Politicians, actors, musicians, professional athletes, all have at least one thing in common – they do not take it lightly when they're filmed without their consent; whether by members of the press, the paparazzi, or even their fans. So while celebrities like Benedict Cumberbatch, Adele and others have already politely or sternly asked audience members and concertgoers to stay off their handsets and stop recording them during their shows, singer Alicia Keys is now taking her opposition to the use of smartphones within concert halls to new heights.
According to reports, people attending Ms. Keys' concerts from now on will have to put their handsets in a small pouch that will be provided to each and every concertgoer to tuck away their phones.
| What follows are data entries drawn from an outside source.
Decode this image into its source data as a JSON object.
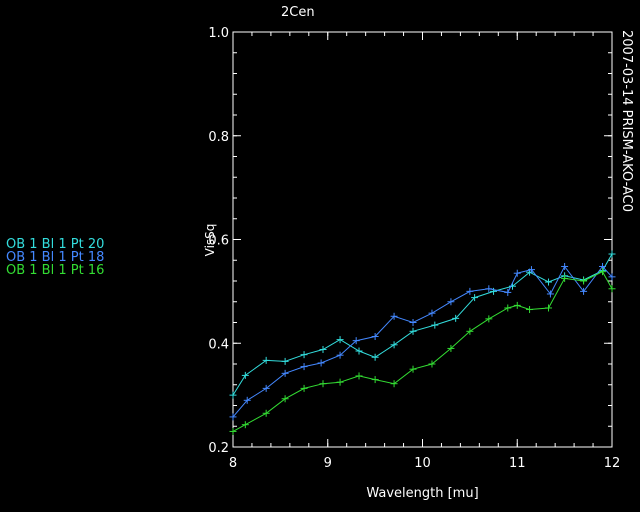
{
  "chart_data": {
    "type": "line",
    "title": "2Cen",
    "side_label": "2007-03-14 PRISM-AKO-AC0",
    "xlabel": "Wavelength [mu]",
    "ylabel": "VisSq",
    "xlim": [
      8,
      12
    ],
    "ylim": [
      0.2,
      1.0
    ],
    "x_ticks": [
      8,
      9,
      10,
      11,
      12
    ],
    "x_tick_labels": [
      "8",
      "9",
      "10",
      "11",
      "12"
    ],
    "y_ticks": [
      0.2,
      0.4,
      0.6,
      0.8,
      1.0
    ],
    "y_tick_labels": [
      "0.2",
      "0.4",
      "0.6",
      "0.8",
      "1.0"
    ],
    "grid": false,
    "legend_position": "left",
    "background": "#000000",
    "axis_color": "#ffffff",
    "series": [
      {
        "name": "OB 1 Bl 1 Pt 20",
        "color": "#33dddd",
        "x": [
          8.0,
          8.13,
          8.35,
          8.55,
          8.75,
          8.95,
          9.13,
          9.33,
          9.5,
          9.7,
          9.9,
          10.13,
          10.35,
          10.55,
          10.75,
          10.95,
          11.13,
          11.33,
          11.5,
          11.7,
          11.9,
          12.0
        ],
        "y": [
          0.3,
          0.338,
          0.367,
          0.365,
          0.378,
          0.388,
          0.407,
          0.385,
          0.373,
          0.397,
          0.423,
          0.435,
          0.448,
          0.488,
          0.5,
          0.51,
          0.537,
          0.518,
          0.53,
          0.522,
          0.54,
          0.572
        ]
      },
      {
        "name": "OB 1 Bl 1 Pt 18",
        "color": "#4488ff",
        "x": [
          8.0,
          8.15,
          8.35,
          8.55,
          8.75,
          8.93,
          9.13,
          9.3,
          9.5,
          9.7,
          9.9,
          10.1,
          10.3,
          10.5,
          10.7,
          10.9,
          11.0,
          11.15,
          11.35,
          11.5,
          11.7,
          11.9,
          12.0
        ],
        "y": [
          0.258,
          0.29,
          0.313,
          0.342,
          0.355,
          0.362,
          0.377,
          0.405,
          0.413,
          0.452,
          0.44,
          0.458,
          0.48,
          0.5,
          0.505,
          0.498,
          0.535,
          0.542,
          0.495,
          0.548,
          0.5,
          0.548,
          0.528
        ]
      },
      {
        "name": "OB 1 Bl 1 Pt 16",
        "color": "#33dd33",
        "x": [
          8.0,
          8.13,
          8.35,
          8.55,
          8.75,
          8.95,
          9.13,
          9.33,
          9.5,
          9.7,
          9.9,
          10.1,
          10.3,
          10.5,
          10.7,
          10.9,
          11.0,
          11.13,
          11.33,
          11.5,
          11.7,
          11.9,
          12.0
        ],
        "y": [
          0.23,
          0.243,
          0.265,
          0.293,
          0.313,
          0.322,
          0.325,
          0.337,
          0.33,
          0.322,
          0.35,
          0.36,
          0.39,
          0.423,
          0.447,
          0.468,
          0.473,
          0.465,
          0.468,
          0.525,
          0.52,
          0.538,
          0.505
        ]
      }
    ]
  }
}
What's really dividing opinions on the issue is the fact that once the phones are locked up inside the pouches, users apparently won't be able to access them unless they leave the venue. That's because the pouches come with a smart-locking facility that keeps them locked when within a specified area. While some commentators on online forums, message boards and social media are applauding the move by saying that they find it highly disrespectful when people text away or speak loudly during movies, plays or concerts, others are vigorously opposing the ban by pointing out how it can potentially put audience members and concertgoers in harm's way.
Either way, the company that's marketing the controversial pouches is called Yondr, and not unexpectedly, the firm is forcefully putting its message across. According to its website, the company believes some areas should simply be 'Phone-Free' zones. Elaborating further, Yondr says, "We think smartphones have incredible utility, but not in every setting. In some situations, they have become a distraction and a crutch — cutting people off from each other and their immediate surroundings". It remains to be seen how this whole thing pans out, but even though live performers would understandably want not to be disrupted or distracted during a performance by ringing phones or flashing cameras, the debate on whether a blanket ban is the right way to go about it will rage on.